Case Study: Avoiding Organizational Drama in a Crisis
When a crisis strikes organization, already knowing who is responsible for what actions is a critical part of your planning, but who ultimately makes the call? A single voice at critical moments is particularly important when quasi-autonomous parts of the business are involved that might have different priorities or stakeholders to consider. Although this principle may be the antithesis to a flat organizational culture, command-and-control definitions determine which of the many voices involved is the authority for that phase of the incident and a chain-of-command approach ensures that everyone knows their responsibilities and authority to act over which parts of your response.
Fire fighting
What are the consequences if this kind of clarity isn’t achieved ahead of time? In one such case, a premier Japanese global brand providing professional broadcast video products almost fell into the trap of “keeping family business in the family”. The company had a separate power supply division that provided batteries for other groups within the corporation. Information reached the product team that the power division was investigating three unexplained fires involving spontaneous combustion of a battery. It slowly emerged that these incidents, although only affecting a tiny fraction of the 30,000 products in market, had been known for months but the need to identify the root cause stopped the information flowing through to other parts of the business.
The immediate safety issue for the product team was that their cameras were portable and were regularly flown around the world as carry-on luggage and the result of an in-cabin fire could be catastrophic. The issue of failure to inform the product team was exacerbated by an internal cultural need to define responsibility and ownership that overshadowed the wider customer issues.
Internal reputation risk overshadows bigger issues
Having isolated the manufacturing issue, the battery division withheld updates on when they could supply replacement batteries and signaled that they wanted the replacement to be done ‘quietly’ without public announcement, which raised red flags for the in-field product team.

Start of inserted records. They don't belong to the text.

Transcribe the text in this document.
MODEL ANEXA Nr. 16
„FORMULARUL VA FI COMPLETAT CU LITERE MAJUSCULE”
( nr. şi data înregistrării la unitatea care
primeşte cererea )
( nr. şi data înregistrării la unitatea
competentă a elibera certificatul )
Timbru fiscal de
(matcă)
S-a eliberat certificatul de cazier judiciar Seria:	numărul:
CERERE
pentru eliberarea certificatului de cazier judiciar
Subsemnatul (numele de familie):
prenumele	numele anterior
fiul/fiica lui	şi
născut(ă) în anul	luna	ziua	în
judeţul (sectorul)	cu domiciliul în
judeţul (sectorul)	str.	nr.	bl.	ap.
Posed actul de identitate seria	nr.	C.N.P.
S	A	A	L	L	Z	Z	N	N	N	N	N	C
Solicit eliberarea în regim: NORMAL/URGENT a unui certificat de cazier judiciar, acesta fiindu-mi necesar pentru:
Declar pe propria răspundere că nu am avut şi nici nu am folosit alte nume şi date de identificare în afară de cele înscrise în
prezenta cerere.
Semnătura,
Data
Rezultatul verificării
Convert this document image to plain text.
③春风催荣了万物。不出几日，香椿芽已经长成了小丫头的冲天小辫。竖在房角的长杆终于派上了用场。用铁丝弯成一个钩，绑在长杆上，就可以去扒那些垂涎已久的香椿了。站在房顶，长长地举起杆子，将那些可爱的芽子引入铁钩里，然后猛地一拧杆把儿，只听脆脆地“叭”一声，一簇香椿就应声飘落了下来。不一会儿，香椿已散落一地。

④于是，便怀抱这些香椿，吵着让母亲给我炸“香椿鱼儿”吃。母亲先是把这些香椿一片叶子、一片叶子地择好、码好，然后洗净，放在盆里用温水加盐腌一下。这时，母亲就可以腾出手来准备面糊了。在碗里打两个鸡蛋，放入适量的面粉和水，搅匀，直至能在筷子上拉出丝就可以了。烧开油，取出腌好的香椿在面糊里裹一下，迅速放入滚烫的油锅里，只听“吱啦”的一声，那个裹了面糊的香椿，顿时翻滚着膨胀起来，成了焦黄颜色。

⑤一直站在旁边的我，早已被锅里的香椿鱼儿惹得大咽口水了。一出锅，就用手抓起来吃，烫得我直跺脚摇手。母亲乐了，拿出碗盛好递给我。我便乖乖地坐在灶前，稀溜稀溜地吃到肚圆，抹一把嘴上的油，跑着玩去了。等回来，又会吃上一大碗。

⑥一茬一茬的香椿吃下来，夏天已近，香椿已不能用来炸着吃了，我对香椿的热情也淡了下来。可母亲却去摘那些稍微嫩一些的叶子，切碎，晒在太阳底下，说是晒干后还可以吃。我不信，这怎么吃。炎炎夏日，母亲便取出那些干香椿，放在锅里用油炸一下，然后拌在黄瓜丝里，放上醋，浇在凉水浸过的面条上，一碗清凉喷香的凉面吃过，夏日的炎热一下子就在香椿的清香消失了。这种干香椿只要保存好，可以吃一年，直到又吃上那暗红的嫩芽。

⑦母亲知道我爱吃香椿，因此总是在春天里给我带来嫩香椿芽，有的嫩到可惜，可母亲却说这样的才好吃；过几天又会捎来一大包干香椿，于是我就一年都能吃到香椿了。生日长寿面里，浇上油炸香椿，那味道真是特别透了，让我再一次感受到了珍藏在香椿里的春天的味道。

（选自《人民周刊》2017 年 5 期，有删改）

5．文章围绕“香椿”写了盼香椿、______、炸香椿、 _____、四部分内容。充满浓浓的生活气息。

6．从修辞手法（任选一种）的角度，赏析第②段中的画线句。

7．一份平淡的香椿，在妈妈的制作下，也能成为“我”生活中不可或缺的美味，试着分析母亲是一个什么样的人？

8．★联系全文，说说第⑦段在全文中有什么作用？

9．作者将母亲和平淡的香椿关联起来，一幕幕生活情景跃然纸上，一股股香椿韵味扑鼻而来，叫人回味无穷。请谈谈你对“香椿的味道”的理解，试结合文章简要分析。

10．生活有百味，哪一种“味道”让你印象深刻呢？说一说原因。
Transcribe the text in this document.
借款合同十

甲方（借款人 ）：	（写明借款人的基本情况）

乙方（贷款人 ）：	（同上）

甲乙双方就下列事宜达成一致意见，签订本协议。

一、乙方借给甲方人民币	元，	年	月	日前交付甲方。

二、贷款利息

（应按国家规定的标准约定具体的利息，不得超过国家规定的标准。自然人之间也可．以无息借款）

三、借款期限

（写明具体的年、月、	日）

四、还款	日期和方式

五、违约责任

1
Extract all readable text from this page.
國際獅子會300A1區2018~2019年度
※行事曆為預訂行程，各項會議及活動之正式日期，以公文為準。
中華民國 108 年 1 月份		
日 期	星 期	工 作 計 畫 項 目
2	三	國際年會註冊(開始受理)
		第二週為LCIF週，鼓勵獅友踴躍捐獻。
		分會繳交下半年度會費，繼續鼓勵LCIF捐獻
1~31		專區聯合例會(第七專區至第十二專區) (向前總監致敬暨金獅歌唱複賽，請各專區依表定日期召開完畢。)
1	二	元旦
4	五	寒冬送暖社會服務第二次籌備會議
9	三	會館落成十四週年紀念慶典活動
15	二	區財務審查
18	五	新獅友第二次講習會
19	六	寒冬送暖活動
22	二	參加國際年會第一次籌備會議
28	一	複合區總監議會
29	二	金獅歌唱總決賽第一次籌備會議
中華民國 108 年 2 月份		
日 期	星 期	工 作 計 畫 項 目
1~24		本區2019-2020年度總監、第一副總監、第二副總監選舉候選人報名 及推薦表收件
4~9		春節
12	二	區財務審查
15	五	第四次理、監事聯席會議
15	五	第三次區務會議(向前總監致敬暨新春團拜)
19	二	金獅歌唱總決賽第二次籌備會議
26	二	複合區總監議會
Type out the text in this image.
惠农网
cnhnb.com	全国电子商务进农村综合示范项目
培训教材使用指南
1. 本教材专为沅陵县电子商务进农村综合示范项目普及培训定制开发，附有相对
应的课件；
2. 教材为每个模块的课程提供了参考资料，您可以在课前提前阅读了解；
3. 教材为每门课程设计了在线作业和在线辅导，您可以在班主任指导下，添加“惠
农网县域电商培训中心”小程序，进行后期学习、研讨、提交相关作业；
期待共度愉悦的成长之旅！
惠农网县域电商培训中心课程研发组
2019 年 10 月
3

Many of these products were sold directly but an increasing number were through a dealer and affiliate base whose customer database wasn’t available to the product team so couldn’t be notified of the risks, and the company would have had to rely on word of mouth at the risk of further incidents. The internal reputation risk that one division was facing was overshadowing the real business risk and brand reputation crisis faced by the whole company - yet even escalating the issue to senior division management left the battery division unmoved. They said it would have to be a quiet program because then the battery division could control availability of replacements.
From the teeth of disaster to positive brand equity
The impasse needed to be broken and so the product team decided to involve their legal colleagues, outlining the worst-case risk scenarios. Legal liability for executives became the most effective lever and the lawyers went into immediate action. They informed senior management and directors that they likely would be held personally liable for damage to people, property and potentially for loss of life by not acting on information they already had. Leaders could face jail time.
The product team were also accelerating towards their biggest trade show of the year where journalists would be particularly active and where carefully cultivated relationships with the media could evaporate if the story broke in an uncontrolled manner.
Opposition to public announcements quickly fell away and a comprehensive comms and replacement plan was put in place and communicated first internally, then to channels and other stakeholders - and most importantly to the press. A potentially dangerous situation was avoided and a story about the company reacting to a low-risk issue by wholesale replacement ultimately enhanced the brand equity and respect amidst the press corps and kept direct and channel sales buoyant.
Who bolts the stable door?
From this case we learn how important it is to have positive relationships across different teams and leadership groups, where a colleague’s reputation creates trust in their professional judgement on the wider consequences of management decisions. Calling on your peers in another group through formal and informal networks can open-up internal communications channels and create the leverage and partnerships necessary to influence decision making within a corporate hierarchy.
Legal teams know about corporate liability; PR teams know about reputation and likely media reactions; brand and marketing experts can show how an action or inaction can damage the brand; and operations/technical teams often understand better than anyone the impact of a product or service interruption to business continuity. All of these leaders have a contribution to build broader context for the factors that drive a corporate crisis response. Establishing trusted relationships across teams far in advance of any pre-crisis situation is good planning, so when something does happen this isn’t the first time you’re finding and making contact. Essential to this empathetic engagement is understanding who must make the timely calls at which moments to avoid paralysis of decision making.
Scenario training is an essential part of understanding each departments' needs and interdependencies during a crisis, mitigating delays by communicating the right information in the right format. Meeting often to update each other on organizational or operational changes that might affect a crisis response will help you manage a crisis professionally and with the minimum of disruption based on current understanding – and chain of command means sharing your list of deputies that may be different from the org chart, so you have informed back-up ready to act.